Sem dúvida!
Tem que ser a Sílvia Magalhães!
Ao pensar nisso, Renata Gomes soltou um suspiro de alívio.
Sim.
Como ela poderia ter se esquecido do Alfredo Ambrosio?
Com Alfredo Ambrosio por perto, Sílvia Magalhães não teria um momento de paz!
Alfredo Ambrosio com certeza daria um jeito em Sílvia Magalhães.
Renata Gomes lançou um olhar discreto para fora da porta.
A figura de Alfredo Ambrosio havia desaparecido.
Mas, por precaução, caso Alfredo Ambrosio não estivesse longe, Renata Gomes permaneceu no banheiro por cerca de dez minutos antes de sair.
Renata Gomes voltou à casa da família Gomes e chamou sua assistente para subir.
"Senhorita, você precisa de alguma coisa?"
Nos olhos de Renata Gomes, brilhava uma luz sinistra, "Encontre alguns arruaceiros para cuidar de Amanda Magalhães, e de quebra tire algumas fotos para enviar aos amigos e familiares dela."
Ela não podia fazer nada contra Sílvia Magalhães.
Mas sempre encontrava um jeito de lidar com Amanda Magalhães!
Por que elas, mãe e filha, deveriam viver dias felizes enquanto a vida dela só piorava?
Dívida de filha, paga a mãe!
Ela faria com que Amanda Magalhães se tornasse uma vergonha pública em Minas Gerais!
Com uma mãe desonrada como Amanda Magalhães, Sílvia Magalhães também não teria mais face para viver, não é?
Cuidar? E ainda tirar fotos?
O volume de informações nas palavras de Renata Gomes era realmente enorme!
A assistente ficou atônita.
Se ela não se enganava, Amanda Magalhães era a mãe adotiva de Renata Gomes.
Elas já foram mãe e filha.
A ação de Renata Gomes era realmente cruel.
Mas ela era apenas uma assistente, e o que Renata Gomes mandava, ela tinha que fazer, "Entendido, senhorita."
Renata Gomes continuou: "Lembre-se de chamar mais gente, Amanda Magalhães é viúva há muitos anos, certamente ela é cuidadosa."
A assistente acenou com a cabeça, achando essa versão de Renata Gomes um tanto assustadora.

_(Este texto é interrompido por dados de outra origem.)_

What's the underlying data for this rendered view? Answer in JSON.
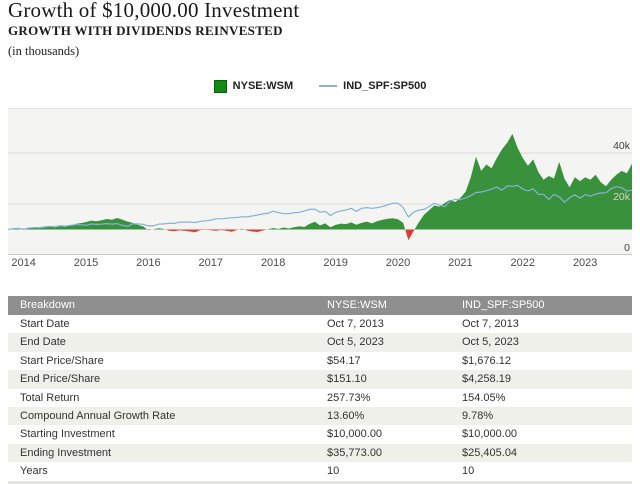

"Tudo bem, vá organizar isso."
"Então vou sair, me chame se precisar de algo." A assistente acenou com a cabeça e se virou para sair.
...
À meia-noite.
Amanda Magalhães terminou o trabalho de fechamento do restaurante e começou a voltar para casa.
Normalmente, ela chegaria em casa por volta das onze e meia.
Mas hoje a limpeza demorou um pouco, então ela se ocupou até agora.
Não estava muito longe do condomínio.
Passando por um beco, ela chegaria em casa em dez minutos.
Amanda Magalhães caminhava pensando em tirar logo a carteira de motorista, para facilitar o deslocamento ao trabalho.
Ligou pela segunda vez, ainda sem resposta.
Sílvia Magalhães franziu a testa levemente e começou a caminhar para fora com o celular na mão.
Justamente quando Thiago Magalhães saía do banheiro após tomar banho, perguntou, “Sílvia, aonde você vai?”
“Vou ver por que minha mãe ainda não voltou.”
Thiago Magalhães olhou para o relógio na parede, “Já são doze e cinco, sua mãe ainda não voltou?”
Sílvia Magalhães balançou a cabeça.
“Vou com você.” Thiago Magalhães rapidamente largou a toalha com que estava secando o cabelo e acompanhou Sílvia Magalhães.
Os dois correram juntos.
Ao chegar na boca do beco, perceberam que algo estava errado.
Sílvia Magalhães e Thiago Magalhães trocaram olhares.
Quanto mais avançavam, mais estranhos eram os sons.
Ouviu-se gritos de xingamentos e choro.
“Mãe!”
Sílvia Magalhães gritou.
“Sílvia!”
Uma voz esforçada veio da escuridão.
“É minha mãe!” Sílvia Magalhães olhou para trás, em direção a Thiago Magalhães.
Os dois correram imediatamente na direção de onde vinha a voz.
Ao verem a cena diante deles, os olhos de Sílvia Magalhães se encheram de lágrimas, e a raiva dentro dela atingiu o ápice.